During handling of the above exception, another exception occurred:

Traceback (most recent call last):
  File
"/home/alex/.pyenv/versions/3.8.0/lib/python3.8/_collections_abc.py", line
845, in setdefault
return self[key]
  File
"/home/alex/.pyenv/versions/3.8.0/lib/python3.8/collections/__init__.py",
line 1003, in __getitem__
raise KeyError(key)
KeyError: 1

During handling of the above exception, another exception occurred:

...

I thought that was amusing.

Anyway, one could come up with infinitely many variations of potentially
useful semantics.
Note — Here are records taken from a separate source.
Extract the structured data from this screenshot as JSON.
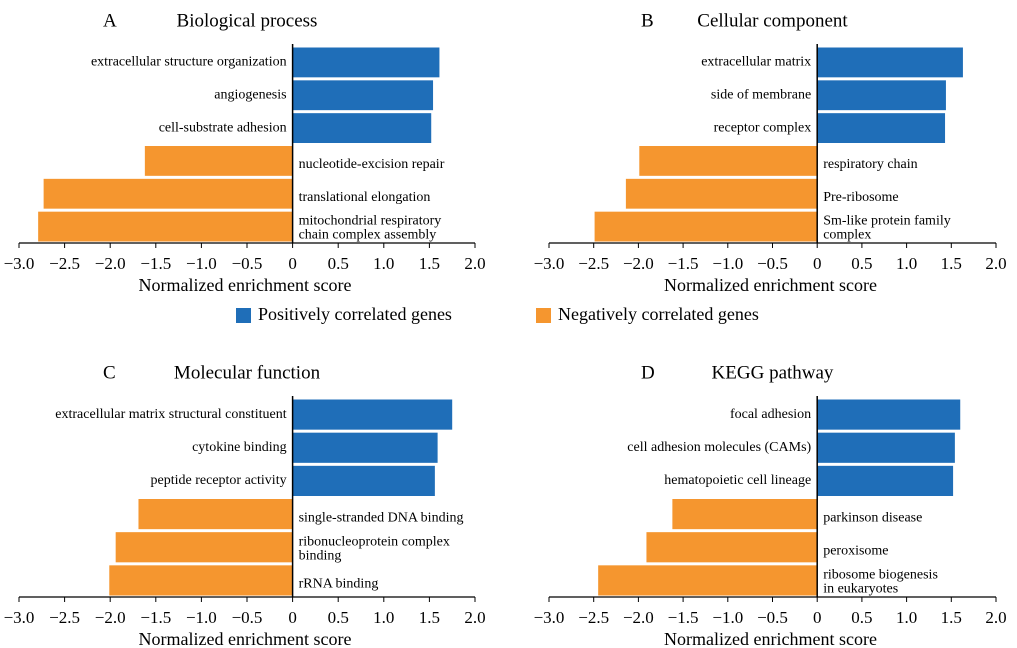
{
  "legend": [
    {
      "name": "Positively correlated genes",
      "color": "#1f6eb8"
    },
    {
      "name": "Negatively correlated genes",
      "color": "#f5962f"
    }
  ],
  "chart_data": [
    {
      "type": "bar",
      "label": "A",
      "title": "Biological process",
      "xlabel": "Normalized enrichment score",
      "categories": [
        "extracellular structure organization",
        "angiogenesis",
        "cell-substrate adhesion",
        "nucleotide-excision repair",
        "translational elongation",
        [
          "mitochondrial respiratory",
          "chain complex assembly"
        ]
      ],
      "values": [
        1.61,
        1.54,
        1.52,
        -1.62,
        -2.73,
        -2.79
      ],
      "xlim": [
        -3,
        2
      ],
      "xticks": [
        {
          "value": -3,
          "label": "−3.0"
        },
        {
          "value": -2.5,
          "label": "−2.5"
        },
        {
          "value": -2,
          "label": "−2.0"
        },
        {
          "value": -1.5,
          "label": "−1.5"
        },
        {
          "value": -1,
          "label": "−1.0"
        },
        {
          "value": -0.5,
          "label": "−0.5"
        },
        0,
        0.5,
        {
          "value": 1,
          "label": "1.0"
        },
        1.5,
        {
          "value": 2,
          "label": "2.0"
        }
      ]
    },
    {
      "type": "bar",
      "label": "B",
      "title": "Cellular component",
      "xlabel": "Normalized enrichment score",
      "categories": [
        "extracellular matrix",
        "side of membrane",
        "receptor complex",
        "respiratory chain",
        "Pre-ribosome",
        [
          "Sm-like protein family",
          "complex"
        ]
      ],
      "values": [
        1.63,
        1.44,
        1.43,
        -1.99,
        -2.14,
        -2.49
      ],
      "xlim": [
        -3,
        2
      ],
      "xticks": [
        {
          "value": -3,
          "label": "−3.0"
        },
        {
          "value": -2.5,
          "label": "−2.5"
        },
        {
          "value": -2,
          "label": "−2.0"
        },
        {
          "value": -1.5,
          "label": "−1.5"
        },
        {
          "value": -1,
          "label": "−1.0"
        },
        {
          "value": -0.5,
          "label": "−0.5"
        },
        0,
        0.5,
        {
          "value": 1,
          "label": "1.0"
        },
        1.5,
        {
          "value": 2,
          "label": "2.0"
        }
      ]
    },
    {
      "type": "bar",
      "label": "C",
      "title": "Molecular function",
      "xlabel": "Normalized enrichment score",
      "categories": [
        "extracellular matrix structural constituent",
        "cytokine binding",
        "peptide receptor activity",
        "single-stranded DNA binding",
        [
          "ribonucleoprotein complex",
          "binding"
        ],
        "rRNA binding"
      ],
      "values": [
        1.75,
        1.59,
        1.56,
        -1.69,
        -1.94,
        -2.01
      ],
      "xlim": [
        -3,
        2
      ],
      "xticks": [
        {
          "value": -3,
          "label": "−3.0"
        },
        {
          "value": -2.5,
          "label": "−2.5"
        },
        {
          "value": -2,
          "label": "−2.0"
        },
        {
          "value": -1.5,
          "label": "−1.5"
        },
        {
          "value": -1,
          "label": "−1.0"
        },
        {
          "value": -0.5,
          "label": "−0.5"
        },
        0,
        0.5,
        {
          "value": 1,
          "label": "1.0"
        },
        1.5,
        {
          "value": 2,
          "label": "2.0"
        }
      ]
    },
    {
      "type": "bar",
      "label": "D",
      "title": "KEGG pathway",
      "xlabel": "Normalized enrichment score",
      "categories": [
        "focal adhesion",
        "cell adhesion molecules (CAMs)",
        "hematopoietic cell lineage",
        "parkinson disease",
        "peroxisome",
        [
          "ribosome biogenesis",
          "in eukaryotes"
        ]
      ],
      "values": [
        1.6,
        1.54,
        1.52,
        -1.62,
        -1.91,
        -2.45
      ],
      "xlim": [
        -3,
        2
      ],
      "xticks": [
        {
          "value": -3,
          "label": "−3.0"
        },
        {
          "value": -2.5,
          "label": "−2.5"
        },
        {
          "value": -2,
          "label": "−2.0"
        },
        {
          "value": -1.5,
          "label": "−1.5"
        },
        {
          "value": -1,
          "label": "−1.0"
        },
        {
          "value": -0.5,
          "label": "−0.5"
        },
        0,
        0.5,
        {
          "value": 1,
          "label": "1.0"
        },
        1.5,
        {
          "value": 2,
          "label": "2.0"
        }
      ]
    }
  ]
}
Why include any of them in the language instead of
letting users implement what they need?

On Thu, Apr 16, 2020 at 2:37 PM Soni L.  wrote:

> currently dicts have insert-or-update semantics, e.g.:
>
>  >>> dict([((), 1), ((), 2)])
> {(): 2}
>
> this is fine. however, in many cases insert or insert-or-ignore are more
> useful: (hypothetical examples)
>
>  >>> InsertOrIgnoreDict([((), 1), ((), 2)])
> {(): 1}
>
>  >>> InsertDict([((), 1), ((), 2)])
> Traceback: [...]
> ValueError: key exists
>
> these are useful when dealing with custom config file formats, config
> overrides, among other things.
>
> additionally we could also get an UpdateDict, a *view* into a dict that
> only allows updating existing entries:
>
>  >>> a = {'a': 1}
>  >>> b = {'a': 2, 'b': 3}
>  >>> UpdateDict(a).update(b)
>  >>> a
> {'a': 2}
>
> but I don't see an obvious usefulness to this one. it'd just be for
> consistency with other SQL-esque dict wrappers (like the above
> InsertOrIgnoreDict and InsertDict).